JAKARTA - Komisi Pengawas Persaingan Usaha (KPPU) melakukan penelitian terkait kenaikan tiket pesawat yang belakangan ramai. Penelitian dilakukan meliputi kemungkinan adanya kartel dan juga adanya rangkap jabatan di PT Garuda Indonesia (Persero) dan PT Sriwijaya Air.
Komisioner KPPU Guntur Syahputra Saragih mengatakan, alasan mengapa penelitian masuk ke ranah jabatan karena rangkap jabatan merupakan indikasi adanya persaingan yang tidak sehat.

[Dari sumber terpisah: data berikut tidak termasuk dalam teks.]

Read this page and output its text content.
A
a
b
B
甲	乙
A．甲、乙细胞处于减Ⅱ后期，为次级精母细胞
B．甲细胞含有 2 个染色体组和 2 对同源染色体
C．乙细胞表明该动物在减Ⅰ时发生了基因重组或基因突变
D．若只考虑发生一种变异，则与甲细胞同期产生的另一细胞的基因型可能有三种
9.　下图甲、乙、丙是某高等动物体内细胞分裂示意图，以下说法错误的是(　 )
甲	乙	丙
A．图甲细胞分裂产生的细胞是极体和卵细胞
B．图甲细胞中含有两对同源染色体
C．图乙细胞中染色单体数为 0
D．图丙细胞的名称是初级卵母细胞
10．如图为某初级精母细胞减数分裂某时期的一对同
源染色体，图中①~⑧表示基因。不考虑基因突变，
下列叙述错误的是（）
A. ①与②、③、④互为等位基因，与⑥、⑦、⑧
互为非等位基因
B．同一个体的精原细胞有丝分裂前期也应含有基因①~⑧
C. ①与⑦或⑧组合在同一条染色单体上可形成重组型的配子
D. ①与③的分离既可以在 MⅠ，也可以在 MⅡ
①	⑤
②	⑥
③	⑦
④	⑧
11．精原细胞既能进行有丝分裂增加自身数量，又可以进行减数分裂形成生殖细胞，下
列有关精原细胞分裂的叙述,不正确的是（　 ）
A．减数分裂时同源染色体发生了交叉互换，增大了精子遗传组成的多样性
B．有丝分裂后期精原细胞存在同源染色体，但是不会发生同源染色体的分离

Sebab, lewat jabatan ganda ini bisa saja ada kompromi antar direksi untuk menaikan tarif tiket pesawat termasuk kargo.
Baca Juga: Ada Dugaan Kartel Tiket Pesawat, KPPU Panggil Maskapai Nasional
Apalagi perusahaan–perusahaan tersebut berada dalam pasar yang sama atau memiliki keterkaitan yang erat dalam bidang dan atau jenis usaha. Selain itu, secara bersama juga dapat menguasai pangsa pasar barang dan atau jasa tertentu, yang dapat mengakibatkan terjadinya praktek monopoli dan atau persaingan usaha tidak sehat
"KPPU juga sudah masuk dalam tahap penelitian rangkap jabatan di Garuda dan Sriwijaya," ujarnya dalam konferensi pers di Kantor KPPU, Jakarta, Senin (21/1/2019).
Guntur menambahkan, jika hasil penelitian membuktikan bersalah maka pihak maskapai penerbangan bisa dikenakan sanksi berupa denda maksimal hingga Rp25 miliar. Sanksi tersebut mengacu pada Undang-Undang Nomor 5 Tahun 1999 tentang Larangan praktik Monopoli dan Persiangan tidak sehat.
Bahkan sanksi juga tidak berhenti sampai di situ. Karena sanksi berikutnya berasal dari Kementerian Perhubungan (Kemenhub) sebagai regulator akan menghampiri pihak maskapai.
Baca Juga: Tiket Mahal, 433 Penerbangan di Pekanbaru Dibatalkan
"Tapi sanksi itu bukan domain kami, melainkan kementerian teknis," ujarnya.
Namun untuk bisa mengetahui itu, pihaknya harus melanjutkan penelitian lebih dalam untuk mengetahui apakah pihak maskapai bersalah atau tidak. Oleh karena itu, masih akan ada beberapa penelitian tambahan sebelum nantinya akan dibawah menuju persidangan untuk sanksi tersebut,
"Penelitian ini tidak ada batas waktu, karena kami juga tidak ada wewenang menyadap sampai menangkap," ucapnya.